Supplementation von B-Vitaminen: erhöhtes Risiko für Oberschenkelhalsbrüche

Lange Zeit wähnte man sich bei der Supplementation mit wasserlöslichen Vitaminen auf der sicheren Seite. Doch es mehren sich ernst zu nehmende Hinweise darauf, dass auch hochdosierte B-Vitamine Risiken bergen könnten – beispielsweise in Form vermehrter Oberschenkelhalsbrüche.

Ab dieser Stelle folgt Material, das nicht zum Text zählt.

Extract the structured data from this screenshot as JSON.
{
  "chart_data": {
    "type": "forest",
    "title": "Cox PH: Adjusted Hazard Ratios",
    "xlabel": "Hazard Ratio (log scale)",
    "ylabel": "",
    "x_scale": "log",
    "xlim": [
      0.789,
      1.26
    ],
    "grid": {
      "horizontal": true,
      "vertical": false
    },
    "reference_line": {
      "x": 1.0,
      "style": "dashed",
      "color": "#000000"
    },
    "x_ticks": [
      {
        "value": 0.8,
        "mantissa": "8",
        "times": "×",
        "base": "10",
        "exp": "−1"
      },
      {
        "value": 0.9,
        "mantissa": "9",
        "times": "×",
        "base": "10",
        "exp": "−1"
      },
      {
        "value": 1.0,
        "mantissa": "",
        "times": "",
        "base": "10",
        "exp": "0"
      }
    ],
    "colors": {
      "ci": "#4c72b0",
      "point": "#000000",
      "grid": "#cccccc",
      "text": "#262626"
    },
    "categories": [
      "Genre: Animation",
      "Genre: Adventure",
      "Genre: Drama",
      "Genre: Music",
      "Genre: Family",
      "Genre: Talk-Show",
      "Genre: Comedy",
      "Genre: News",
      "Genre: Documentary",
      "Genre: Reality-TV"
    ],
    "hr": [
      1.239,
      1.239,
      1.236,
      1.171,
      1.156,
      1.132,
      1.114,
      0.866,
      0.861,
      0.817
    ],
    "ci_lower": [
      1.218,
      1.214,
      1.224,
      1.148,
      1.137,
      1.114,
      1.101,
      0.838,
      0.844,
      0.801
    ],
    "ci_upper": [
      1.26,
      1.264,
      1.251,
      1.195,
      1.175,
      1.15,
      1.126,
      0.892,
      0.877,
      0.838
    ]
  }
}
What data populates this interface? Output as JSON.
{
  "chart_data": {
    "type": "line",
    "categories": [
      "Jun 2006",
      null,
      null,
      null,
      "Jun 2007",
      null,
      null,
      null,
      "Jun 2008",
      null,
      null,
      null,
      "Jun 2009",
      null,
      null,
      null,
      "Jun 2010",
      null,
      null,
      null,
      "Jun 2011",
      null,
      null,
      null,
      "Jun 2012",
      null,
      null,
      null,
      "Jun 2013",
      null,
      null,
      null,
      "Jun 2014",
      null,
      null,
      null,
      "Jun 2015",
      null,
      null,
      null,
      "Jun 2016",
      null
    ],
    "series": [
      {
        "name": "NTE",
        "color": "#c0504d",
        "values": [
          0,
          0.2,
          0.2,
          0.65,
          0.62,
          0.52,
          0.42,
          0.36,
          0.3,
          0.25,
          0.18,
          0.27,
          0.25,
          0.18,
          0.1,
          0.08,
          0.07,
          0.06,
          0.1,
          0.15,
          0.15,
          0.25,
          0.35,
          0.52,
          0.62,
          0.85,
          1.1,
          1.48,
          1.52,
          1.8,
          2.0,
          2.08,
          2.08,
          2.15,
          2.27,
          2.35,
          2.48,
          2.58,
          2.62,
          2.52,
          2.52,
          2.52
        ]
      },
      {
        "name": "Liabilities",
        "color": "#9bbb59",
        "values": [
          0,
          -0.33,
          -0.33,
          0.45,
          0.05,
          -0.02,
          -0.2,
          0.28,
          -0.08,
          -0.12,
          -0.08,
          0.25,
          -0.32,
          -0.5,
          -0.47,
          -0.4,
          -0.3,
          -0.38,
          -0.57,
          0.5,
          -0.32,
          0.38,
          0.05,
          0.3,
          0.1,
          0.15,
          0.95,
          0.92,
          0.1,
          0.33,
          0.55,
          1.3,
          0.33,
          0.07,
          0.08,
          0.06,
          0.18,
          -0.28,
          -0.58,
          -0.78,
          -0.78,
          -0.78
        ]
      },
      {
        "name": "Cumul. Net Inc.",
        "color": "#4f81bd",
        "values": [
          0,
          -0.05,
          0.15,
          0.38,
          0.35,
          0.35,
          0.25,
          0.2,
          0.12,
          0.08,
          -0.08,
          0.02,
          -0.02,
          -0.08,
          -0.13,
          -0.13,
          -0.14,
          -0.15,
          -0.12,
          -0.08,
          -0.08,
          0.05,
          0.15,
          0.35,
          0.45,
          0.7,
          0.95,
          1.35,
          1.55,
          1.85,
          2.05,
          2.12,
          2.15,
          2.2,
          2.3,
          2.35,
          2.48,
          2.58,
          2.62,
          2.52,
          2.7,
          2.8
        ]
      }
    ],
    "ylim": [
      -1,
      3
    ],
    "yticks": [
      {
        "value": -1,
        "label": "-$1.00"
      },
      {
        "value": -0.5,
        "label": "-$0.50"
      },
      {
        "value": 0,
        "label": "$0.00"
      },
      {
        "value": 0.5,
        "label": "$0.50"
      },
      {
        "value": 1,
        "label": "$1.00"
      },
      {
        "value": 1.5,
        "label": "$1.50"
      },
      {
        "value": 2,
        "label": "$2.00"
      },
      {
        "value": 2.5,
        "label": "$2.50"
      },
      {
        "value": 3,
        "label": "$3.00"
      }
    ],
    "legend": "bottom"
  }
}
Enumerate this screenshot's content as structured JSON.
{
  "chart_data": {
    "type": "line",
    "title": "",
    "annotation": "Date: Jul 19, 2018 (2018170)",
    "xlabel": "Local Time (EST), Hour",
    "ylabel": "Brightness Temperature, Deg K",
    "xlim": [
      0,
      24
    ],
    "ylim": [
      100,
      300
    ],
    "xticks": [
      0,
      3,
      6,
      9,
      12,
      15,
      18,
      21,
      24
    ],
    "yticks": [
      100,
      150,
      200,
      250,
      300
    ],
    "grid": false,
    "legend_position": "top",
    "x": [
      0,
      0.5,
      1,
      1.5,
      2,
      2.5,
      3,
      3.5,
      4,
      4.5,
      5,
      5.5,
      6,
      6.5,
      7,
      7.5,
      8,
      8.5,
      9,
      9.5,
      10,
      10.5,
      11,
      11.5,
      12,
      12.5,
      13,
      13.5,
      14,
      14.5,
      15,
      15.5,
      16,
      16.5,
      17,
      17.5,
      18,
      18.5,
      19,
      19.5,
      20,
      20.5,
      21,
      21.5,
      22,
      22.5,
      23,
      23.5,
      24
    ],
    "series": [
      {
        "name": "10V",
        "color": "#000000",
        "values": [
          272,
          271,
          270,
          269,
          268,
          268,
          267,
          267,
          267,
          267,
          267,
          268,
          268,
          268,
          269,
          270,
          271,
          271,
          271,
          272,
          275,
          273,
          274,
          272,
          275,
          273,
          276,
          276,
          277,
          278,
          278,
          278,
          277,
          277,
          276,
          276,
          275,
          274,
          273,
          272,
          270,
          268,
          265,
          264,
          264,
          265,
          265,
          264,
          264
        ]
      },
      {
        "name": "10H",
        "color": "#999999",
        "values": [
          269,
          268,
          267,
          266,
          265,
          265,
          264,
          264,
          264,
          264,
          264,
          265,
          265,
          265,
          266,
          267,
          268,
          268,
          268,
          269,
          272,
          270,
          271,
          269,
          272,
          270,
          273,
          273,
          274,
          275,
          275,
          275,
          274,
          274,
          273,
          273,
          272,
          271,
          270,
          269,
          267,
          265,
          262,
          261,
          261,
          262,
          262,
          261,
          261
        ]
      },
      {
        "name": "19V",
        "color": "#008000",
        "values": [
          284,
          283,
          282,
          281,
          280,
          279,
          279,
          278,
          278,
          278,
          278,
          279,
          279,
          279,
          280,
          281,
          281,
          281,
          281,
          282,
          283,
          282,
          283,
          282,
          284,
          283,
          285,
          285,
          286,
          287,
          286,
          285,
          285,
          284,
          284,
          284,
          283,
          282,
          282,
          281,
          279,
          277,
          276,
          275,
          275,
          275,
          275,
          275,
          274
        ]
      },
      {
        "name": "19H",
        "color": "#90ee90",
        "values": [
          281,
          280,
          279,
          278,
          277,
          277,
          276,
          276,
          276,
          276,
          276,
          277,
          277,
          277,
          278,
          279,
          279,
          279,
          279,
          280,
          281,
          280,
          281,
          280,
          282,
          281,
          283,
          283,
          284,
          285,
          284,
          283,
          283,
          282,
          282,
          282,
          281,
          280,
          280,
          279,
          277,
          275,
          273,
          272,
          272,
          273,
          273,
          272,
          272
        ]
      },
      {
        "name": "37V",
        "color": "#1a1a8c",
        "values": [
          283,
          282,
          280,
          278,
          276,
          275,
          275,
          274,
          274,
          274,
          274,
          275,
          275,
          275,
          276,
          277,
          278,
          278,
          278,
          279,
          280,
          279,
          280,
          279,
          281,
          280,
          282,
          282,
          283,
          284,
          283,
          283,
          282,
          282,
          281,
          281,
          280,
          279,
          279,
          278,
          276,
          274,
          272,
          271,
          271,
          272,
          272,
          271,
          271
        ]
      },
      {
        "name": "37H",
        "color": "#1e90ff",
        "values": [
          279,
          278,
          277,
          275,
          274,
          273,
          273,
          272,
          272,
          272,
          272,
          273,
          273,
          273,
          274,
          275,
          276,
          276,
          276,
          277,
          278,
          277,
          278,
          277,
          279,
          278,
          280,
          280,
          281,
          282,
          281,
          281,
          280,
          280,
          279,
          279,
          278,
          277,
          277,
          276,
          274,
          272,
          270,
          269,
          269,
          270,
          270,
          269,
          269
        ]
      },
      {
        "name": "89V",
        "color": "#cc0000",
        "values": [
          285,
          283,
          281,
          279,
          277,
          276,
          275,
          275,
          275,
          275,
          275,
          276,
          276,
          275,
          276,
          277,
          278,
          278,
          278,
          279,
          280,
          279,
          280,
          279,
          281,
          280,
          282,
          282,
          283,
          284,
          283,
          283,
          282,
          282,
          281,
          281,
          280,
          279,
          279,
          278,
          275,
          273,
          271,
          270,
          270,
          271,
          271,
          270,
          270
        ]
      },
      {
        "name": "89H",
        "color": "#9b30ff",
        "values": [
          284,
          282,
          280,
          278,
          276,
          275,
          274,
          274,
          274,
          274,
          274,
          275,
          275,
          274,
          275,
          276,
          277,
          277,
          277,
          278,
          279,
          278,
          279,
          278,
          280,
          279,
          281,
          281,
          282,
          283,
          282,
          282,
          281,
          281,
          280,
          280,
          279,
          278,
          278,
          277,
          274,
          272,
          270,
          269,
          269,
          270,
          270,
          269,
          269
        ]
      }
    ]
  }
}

Risiken hochdosierter B-Vitamine

2009 zeigte sich in zwei randomisiert-kontrollierten Studien eine Assoziation zwischen der Anwendung von Vitamin B12- bzw. Vitamin B9(Folat)-Supplementen und einer erhöhten Häufigkeit von Lungenkrebs (Ebbing et al. 2009). Erst vor Kurzem hatten zwei Studien deutliche Hinweise darauf geliefert, dass hochdosierte B-Vitamine das Krebsrisiko erhöhen könnten (hier). In der wissenschaftlichen Literatur der vergangenen Jahre finden sich zahlreiche Hinweise auf die Bedeutung von B-Vitaminen für das individuelle Krebsrisiko (Giovannucci 2002; Sanjoaquin et al. 2005).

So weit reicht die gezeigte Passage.